The panel they'd decided on was precisely where the blueprints had said it would be: some two meters around the port wall from the heavy forward clamp machinery at the docking bay's forward tip. About forty centimeters by seventy, the panel sat chest-high in the wall and was, for a wonder, not even partially blocked by any of the conveyor equipment. Selecting a wrench from his belt, Greenburg began loosening the nuts.
"I hope there's nothing in here that can't take low air pressure," Lewis remarked as he untangled the two oxygen sets he was carrying and clipped one of the tanks onto the back of Greenburg's belt. "You want me to put the mask on you?"
"I'll put it on when I get this open," Greenburg grunted as he strained against a particularly well tightened nut. "I don't like stuff hanging from my face while I'm working. Distracts me."
"Put it on before you lose pressure in there, Aaron," Betsy's voice came in his ear.
"Aw, come on—Bets
," he said, the last word a burst of air as the nut finally yielded. "We're only a thousand feet or so higher than Pikes Peak, and I've been climbing around up there since I was ten. I'm not going to black out up here for lack of air."

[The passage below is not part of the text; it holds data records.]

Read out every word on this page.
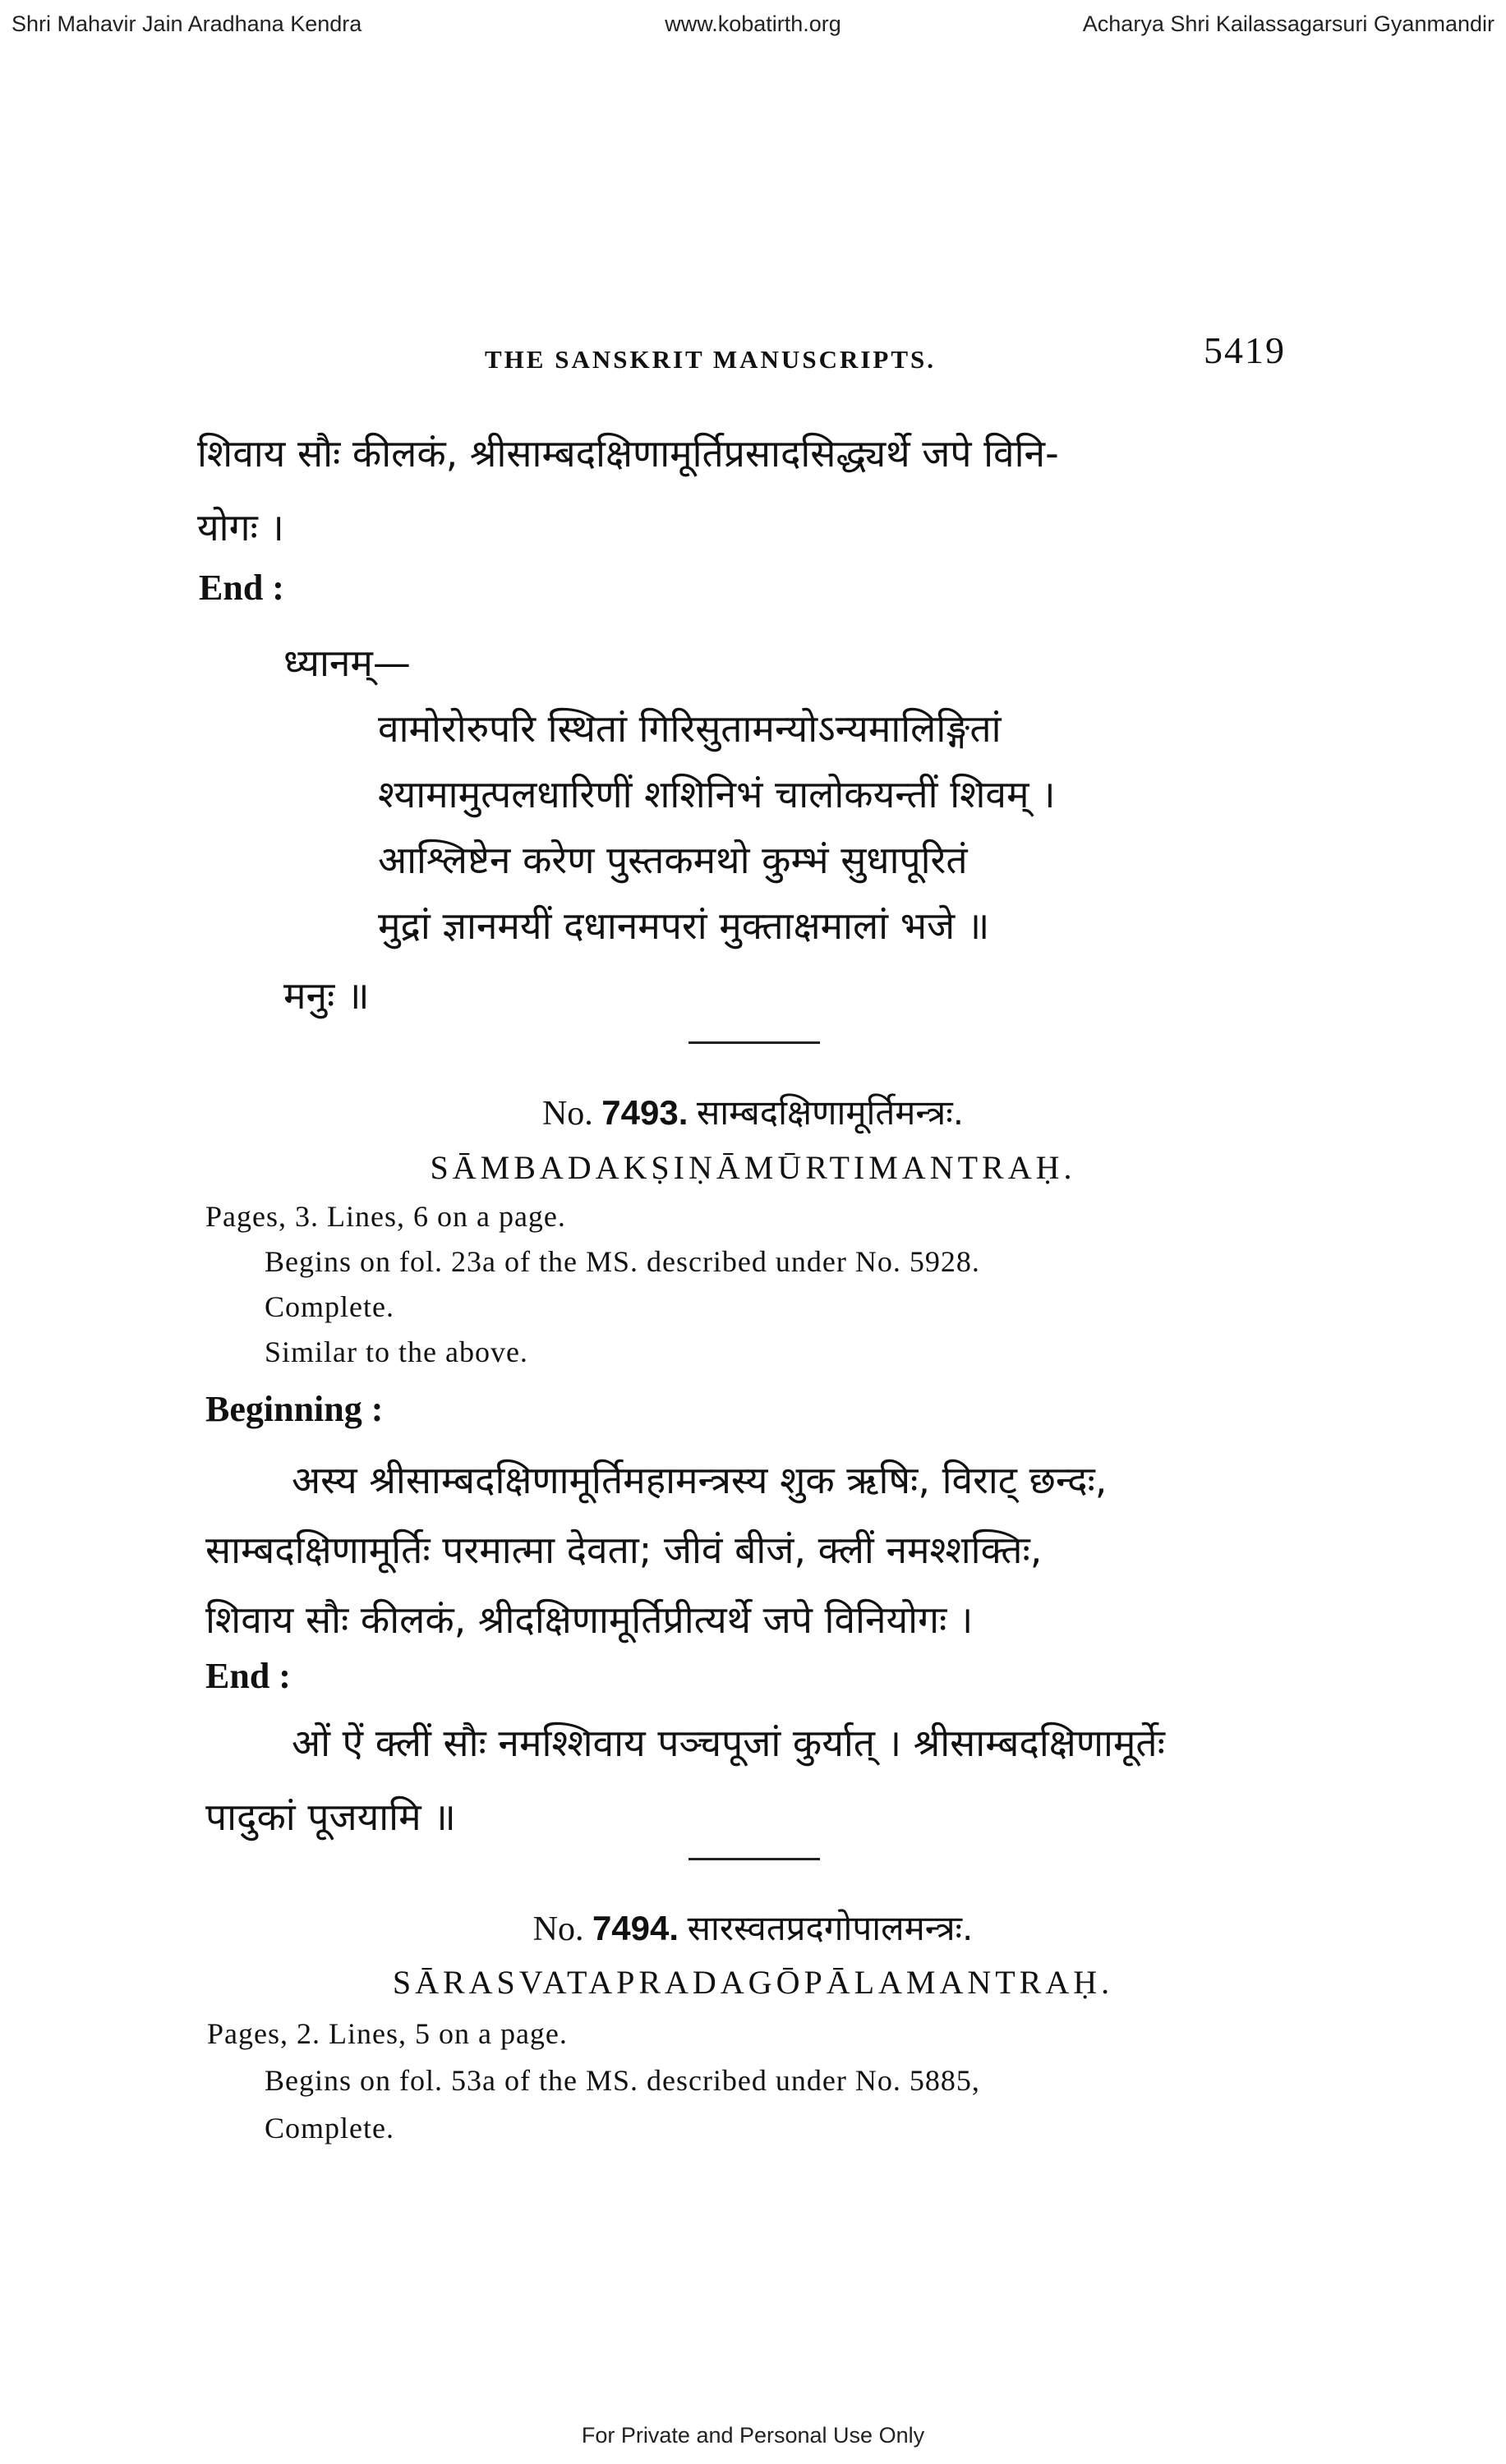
Shri Mahavir Jain Aradhana Kendra	www.kobatirth.org	Acharya Shri Kailassagarsuri Gyanmandir
THE SANSKRIT MANUSCRIPTS.	5419
शिवाय सौः कीलकं, श्रीसाम्बदक्षिणामूर्तिप्रसादसिद्ध्यर्थे जपे विनि-
योगः ।
End :
ध्यानम्—
वामोरोरुपरि स्थितां गिरिसुतामन्योऽन्यमालिङ्गितां
श्यामामुत्पलधारिणीं शशिनिभं चालोकयन्तीं शिवम् ।
आश्लिष्टेन करेण पुस्तकमथो कुम्भं सुधापूरितं
मुद्रां ज्ञानमयीं दधानमपरां मुक्ताक्षमालां भजे ॥
मनुः ॥
No. 7493. साम्बदक्षिणामूर्तिमन्त्रः.
SĀMBADAKṢIṆĀMŪRTIMANTRAḤ.
Pages, 3. Lines, 6 on a page.
Begins on fol. 23a of the MS. described under No. 5928.
Complete.
Similar to the above.
Beginning :
अस्य श्रीसाम्बदक्षिणामूर्तिमहामन्त्रस्य शुक ऋषिः, विराट् छन्दः,
साम्बदक्षिणामूर्तिः परमात्मा देवता; जीवं बीजं, क्लीं नमश्शक्तिः,
शिवाय सौः कीलकं, श्रीदक्षिणामूर्तिप्रीत्यर्थे जपे विनियोगः ।
End :
ओं ऐं क्लीं सौः नमश्शिवाय पञ्चपूजां कुर्यात् । श्रीसाम्बदक्षिणामूर्तेः
पादुकां पूजयामि ॥
No. 7494. सारस्वतप्रदगोपालमन्त्रः.
SĀRASVATAPRADAGŌPĀLAMANTRAḤ.
Pages, 2. Lines, 5 on a page.
Begins on fol. 53a of the MS. described under No. 5885,
Complete.
For Private and Personal Use Only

"Well... all right. But I want it on you as soon as you've finished with the panel."
"Sure."
It took only a couple of minutes to loosen all the nuts and, with Lewis's help, remove them and force the panel out of its rubber seating. For a minute there was a minor gale at their backs as the pressure inside the cargo deck equalized with that in the bay, and Greenburg realized belatedly he'd forgotten to check whether or not Lewis had remembered to close the hatch behind him. If he hadn't this windstorm was going to keep going for quite a while... but even as he finished adjusting his oxygen mask over his nose and mouth the rush of air began to subside and finally stilled completely. "Here goes," Greenburg muttered as, stooping slightly, he eased his head through the opening, blinking as a cold breeze swept his face.
It was an impressive sight. Even twisted too far toward the bay's starboard wall, the shuttle's nose still seemed almost close enough for him to touch as it loomed over him, vibrating noticeably in the incomplete grip the broken collar provided. To his left and only slightly below him, he could see that the shuttle's front landing gear had descended just as it was supposed to, and was hanging tantalizingly close to the extended forward clamp. Moving his mike right up against his oxygen mask—it was noisier in the bay than he'd expected—he said, "Okay. First of all, I can't see anything that could be interfering with the clamp or arm. Rick, do the telltales read the arm as fully extended?"
A short pause, then Henson's voice. "Sure do. It's still got lateral and vertical play, though. Want me to swing it around any?"
"Waste of time, as long as it's too short. Someone's going to have to go down there and take a look at it, I guess."
"That's not your job, though," Betsy spoke up. "Carl's lining up a mechanical crew to come up from the airport as soon as it's safe. They can do all the work that's needed in the bay."